There can be few finer places in which to appreciate the European struggle between light and darkness than Weimar. The Anna Amalia library is an exquisite example of Enlightenment thinking. Buchenwald, the Nazi concentration camp, is just up the road.
We follow its history in reverse. it would have been logical to begin in the age of Goethe and Schiller and progress to the madness of the early and mid 20th century but our route through this elegant, tidy town, where the horses which draw the tourist carriages are provided with what might be described loosely as nappies – to keep the cobblestones clean – takes us first past the Bauhaus museum.
Weimar was the cradle of the Bauhaus, a later version of William Morris's Arts and Crafts Movement in the way it embraced all the relevant disciplines. It was at its zenith in the early years of the last century under the Belgian Henry van der Velde and then Walter Gropius. Kandinsky and Klee came to teach. But there were danger signs even under the short lived republic founded in Weimar, well before Hitler crushed the avant garde.
It's a small museum – the recent Bauhaus exhibition at London's Barbican was much bigger – but it provides a neat precis of the influence the movement exerted on design to this day – from tea pots to furniture.
We lunch quickly on yet another Thuringian sausage, bought from a stand on another Market Square, where Meissen porcelain bells, taken down and squirrelled away in a cave during the Second Word War for fear they might be shattered by bombs, mark the hours with thin chimes and head for the library.

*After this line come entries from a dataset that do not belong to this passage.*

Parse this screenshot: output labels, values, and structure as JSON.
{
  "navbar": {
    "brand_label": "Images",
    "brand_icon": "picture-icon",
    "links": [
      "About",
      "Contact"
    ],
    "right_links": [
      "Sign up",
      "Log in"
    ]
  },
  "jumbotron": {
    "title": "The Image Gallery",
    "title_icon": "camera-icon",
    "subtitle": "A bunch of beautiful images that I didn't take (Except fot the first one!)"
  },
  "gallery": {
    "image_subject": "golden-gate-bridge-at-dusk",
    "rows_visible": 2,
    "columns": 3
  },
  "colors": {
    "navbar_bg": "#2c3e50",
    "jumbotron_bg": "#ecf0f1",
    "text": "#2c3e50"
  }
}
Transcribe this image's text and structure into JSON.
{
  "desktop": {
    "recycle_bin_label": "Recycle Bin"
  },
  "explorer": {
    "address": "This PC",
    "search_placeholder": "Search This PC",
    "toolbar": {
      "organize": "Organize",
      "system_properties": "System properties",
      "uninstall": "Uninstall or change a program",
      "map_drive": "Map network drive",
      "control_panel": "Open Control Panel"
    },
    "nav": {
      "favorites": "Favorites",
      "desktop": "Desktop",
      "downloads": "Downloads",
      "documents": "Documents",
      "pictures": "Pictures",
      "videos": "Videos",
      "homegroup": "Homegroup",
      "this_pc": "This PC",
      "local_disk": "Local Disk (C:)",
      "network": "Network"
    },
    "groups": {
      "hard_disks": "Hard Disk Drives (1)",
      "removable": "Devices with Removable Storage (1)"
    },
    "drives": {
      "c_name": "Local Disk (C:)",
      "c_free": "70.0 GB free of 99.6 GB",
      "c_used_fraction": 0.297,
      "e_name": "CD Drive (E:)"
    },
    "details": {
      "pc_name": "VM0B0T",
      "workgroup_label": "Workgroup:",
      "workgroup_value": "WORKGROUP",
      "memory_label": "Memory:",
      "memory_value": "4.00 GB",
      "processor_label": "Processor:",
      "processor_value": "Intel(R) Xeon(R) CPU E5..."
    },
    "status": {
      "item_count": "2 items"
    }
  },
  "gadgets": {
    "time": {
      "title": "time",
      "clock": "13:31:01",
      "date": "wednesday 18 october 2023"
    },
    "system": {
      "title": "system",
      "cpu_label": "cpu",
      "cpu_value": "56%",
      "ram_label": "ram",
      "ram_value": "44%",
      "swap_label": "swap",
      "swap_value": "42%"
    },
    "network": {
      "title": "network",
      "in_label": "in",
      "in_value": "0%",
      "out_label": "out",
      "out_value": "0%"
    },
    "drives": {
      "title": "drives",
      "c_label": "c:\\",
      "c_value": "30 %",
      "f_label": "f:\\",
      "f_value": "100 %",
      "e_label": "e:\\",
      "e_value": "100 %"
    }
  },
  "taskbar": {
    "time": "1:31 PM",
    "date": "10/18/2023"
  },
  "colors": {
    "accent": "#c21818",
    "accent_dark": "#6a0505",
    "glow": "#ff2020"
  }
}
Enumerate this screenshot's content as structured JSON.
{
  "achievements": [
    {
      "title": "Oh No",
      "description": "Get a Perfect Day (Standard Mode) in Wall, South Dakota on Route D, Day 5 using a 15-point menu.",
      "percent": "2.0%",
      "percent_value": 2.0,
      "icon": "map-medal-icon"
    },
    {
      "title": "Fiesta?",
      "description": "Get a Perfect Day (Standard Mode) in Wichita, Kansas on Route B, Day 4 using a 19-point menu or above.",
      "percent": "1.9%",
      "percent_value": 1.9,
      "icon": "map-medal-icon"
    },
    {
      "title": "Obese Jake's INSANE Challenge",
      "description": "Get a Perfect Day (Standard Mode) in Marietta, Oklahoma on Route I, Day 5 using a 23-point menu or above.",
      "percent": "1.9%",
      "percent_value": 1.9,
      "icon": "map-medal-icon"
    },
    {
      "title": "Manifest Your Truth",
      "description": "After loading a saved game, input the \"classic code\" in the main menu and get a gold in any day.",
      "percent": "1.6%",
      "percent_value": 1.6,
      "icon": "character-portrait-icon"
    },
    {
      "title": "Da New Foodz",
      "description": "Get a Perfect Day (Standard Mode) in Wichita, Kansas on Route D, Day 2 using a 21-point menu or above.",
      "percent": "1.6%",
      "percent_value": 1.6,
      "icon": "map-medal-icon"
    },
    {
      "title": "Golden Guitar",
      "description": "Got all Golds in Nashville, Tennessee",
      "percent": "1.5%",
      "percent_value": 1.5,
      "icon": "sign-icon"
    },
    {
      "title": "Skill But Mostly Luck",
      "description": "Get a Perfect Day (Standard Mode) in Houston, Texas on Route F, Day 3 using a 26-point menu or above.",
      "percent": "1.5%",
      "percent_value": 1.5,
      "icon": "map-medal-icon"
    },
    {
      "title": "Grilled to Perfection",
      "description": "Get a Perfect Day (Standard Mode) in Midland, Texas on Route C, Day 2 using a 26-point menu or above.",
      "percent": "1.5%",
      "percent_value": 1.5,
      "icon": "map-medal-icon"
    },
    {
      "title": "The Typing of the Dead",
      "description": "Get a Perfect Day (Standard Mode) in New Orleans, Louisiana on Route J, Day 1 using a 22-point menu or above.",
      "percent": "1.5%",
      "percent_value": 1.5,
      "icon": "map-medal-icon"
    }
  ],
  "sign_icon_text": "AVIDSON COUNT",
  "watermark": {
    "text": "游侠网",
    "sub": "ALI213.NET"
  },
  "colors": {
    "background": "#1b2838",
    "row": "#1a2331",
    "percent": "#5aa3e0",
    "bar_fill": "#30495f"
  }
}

The rococo room there takes your breath away. If you see nothing else in Weimar, make sure you buy a timed ticket, pick up the audio guide and spend as much time there as you can.
Anna Amalia (I won't trouble you with her lineage) married Duke Ernst II Konstantin of Saxe-Weimar-Eisenach in her late teens. He popped his clogs two years later, leaving her with a long widowhood in which to fill her time. She founded the library in 1766, with the then revolutionary idea opening it not just to the upper classes but to all comers. Schiller borrowed history books, Goethe, of course, was interested in everything, from the philosophy of Descartes to Humboldt's account of his South American expedition. He made over 2000 loans. History doesn't record whether he suffered any fines for late returns.
In 2004 the library went up in smoke. A fire cause by an electrical fault destroyed around 50,000 volumes and damaged many others. Water from hoses poured into the tiered rococo room, which had to be painstakingly restored. The story of how experts worked to save soaked and charred books is riveting. Those left soggy by the water were put in freezers and slowly thawed later, to prevent mould.
Ever read Goethe? It's hard work. I suspect he was a bit of an old hypocrite, since he lived with the humble Christiana Vulpius for years before marrying her while urging stern punishment for a single mum who killed her child. But you can't but admire him as the ultimate polymath. His former home contains a graceful old wooden staircase, his study, left much as it was, the chair in which he died – and a piano which Mendelssohn played. (Make a bit of noise, would you, young man?", Goethe asked him. The exhibition next door shows just how wide were his interests. There are showcases full of minerals, artworks, skeletons of small mammals and birds.
You can't get away from Goethe in Weimar. "I'm all Goethe'd out" says my wife, as a chilled pils beckons. We slake out thirsts and head back to the Hotel Elephant, where we are staying. The hotel, which, opened as an inn in 1696, has a guest list full of celebrity and notoriety – from Hans Christian Andersen to Adolf Hitler. Inevitably, there's a Goethe connection. In 1829 they celebrated his 80th birthday there.